È stata una delle Serie Tv più attese dell’estate, merito di una promozione incessante negli ultimi mesi e della mente che sta dietro la sua creazione. Ma Disincanto avrà soddisfatto le aspettative?
Ambientata in un Medioevo esagerato e fuori dal comune, la storia vede protagonista la principessa Bean, figlia del re Zøg di Dreamland (un luogo che è tutto l’opposto del suo nome), una ragazza profondamente infelice in cerca di un sogno da inseguire e stanca di dover obbedire alle regole e ai dettami del padre. Accanto a lei troviamo Elfo, un elfo magico ingenuo e speranzoso, esiliato dal suo regno natio, e il demone Lucille, per gli amici Luci.

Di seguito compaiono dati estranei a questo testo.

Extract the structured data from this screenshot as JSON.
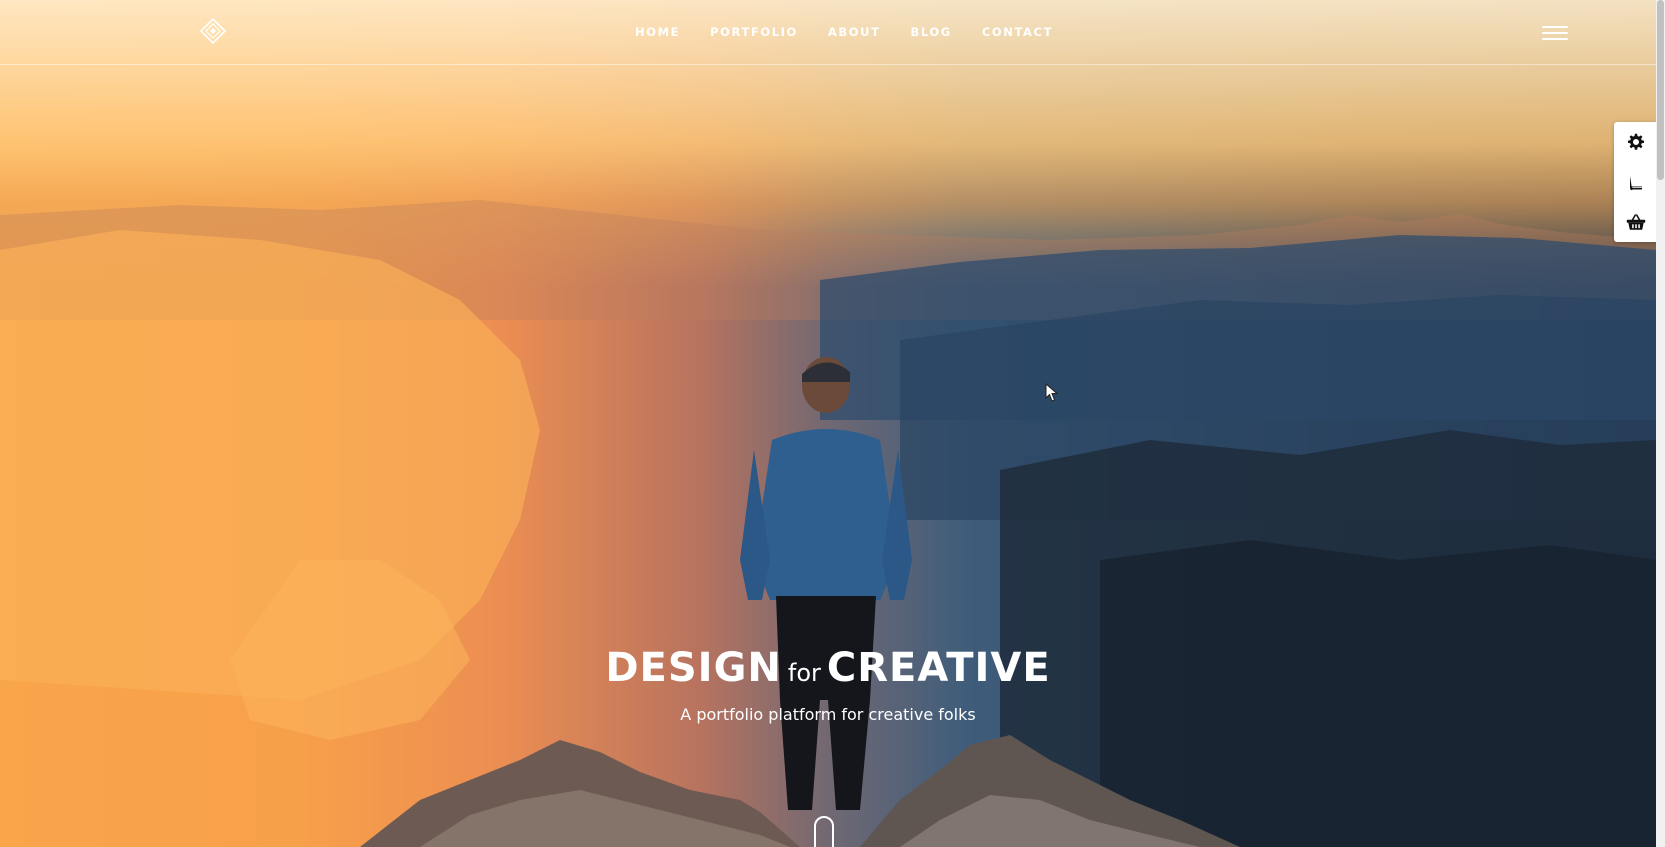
{
  "nav": {
    "items": [
      {
        "label": "HOME"
      },
      {
        "label": "PORTFOLIO"
      },
      {
        "label": "ABOUT"
      },
      {
        "label": "BLOG"
      },
      {
        "label": "CONTACT"
      }
    ]
  },
  "hero": {
    "title_part1": "DESIGN",
    "title_connector": "for",
    "title_part2": "CREATIVE",
    "subtitle": "A portfolio platform for creative folks"
  },
  "side_tools": {
    "items": [
      {
        "icon": "gear-icon"
      },
      {
        "icon": "book-icon"
      },
      {
        "icon": "basket-icon"
      }
    ]
  },
  "icons": {
    "logo": "diamond-logo-icon",
    "menu": "hamburger-menu-icon",
    "scroll": "mouse-scroll-icon"
  },
  "colors": {
    "text": "#ffffff",
    "sky_light": "#fde9c9",
    "sunset_orange": "#f7a04a",
    "valley_blue": "#33506c",
    "panel_bg": "#ffffff",
    "panel_icon": "#111111"
  }
}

Nonostante le premesse, Disincanto non riesce a superare la sufficienza, rivelandosi un cartone divertente ma non all’altezza de I Simpson e di Futurama. Il problema è proprio questo. Se si considerasse Disincanto come un cartone senza certi precedenti, lo si potrebbe benissimo inserire in una categoria B. I difetti ci sono ma non apparirebbero così rilevanti se non ci fosse quel nome dietro il progetto. Insomma Matt Groening era un’arma a doppio taglio: poteva essere la fortuna o la sfortuna dello show e si è rivelato rappresentare la seconda opzione.

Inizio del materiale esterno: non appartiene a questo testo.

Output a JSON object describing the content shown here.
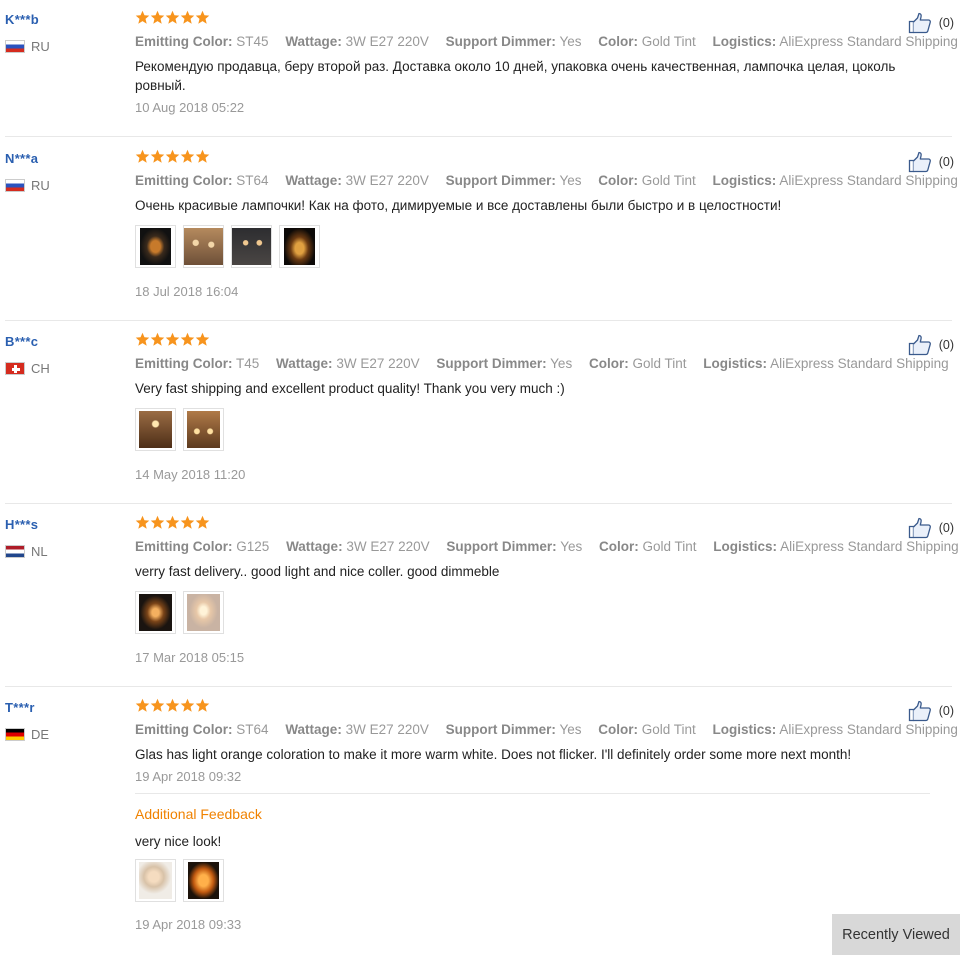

Disincanto non può non essere messo a confronto con i suoi predecessori, perdendo così a mani bassissime. Perché? Ve lo spiego in cinque punti.
1) Sigla dove?
Uno degli elementi che ha reso iconici i Simpson, e poi Futurama, è la sigla.
Una sigla che di puntata in puntata è diventata un appuntamento immancabile. Lo stesso non si può certo dire per Disincanto. Tralasciando la musica accettabile e in linea con il tema del cartone, l’opening non dice nulla. Non rappresenta la storia, non introduce. C’è o non c’è non fa alcuna differenza.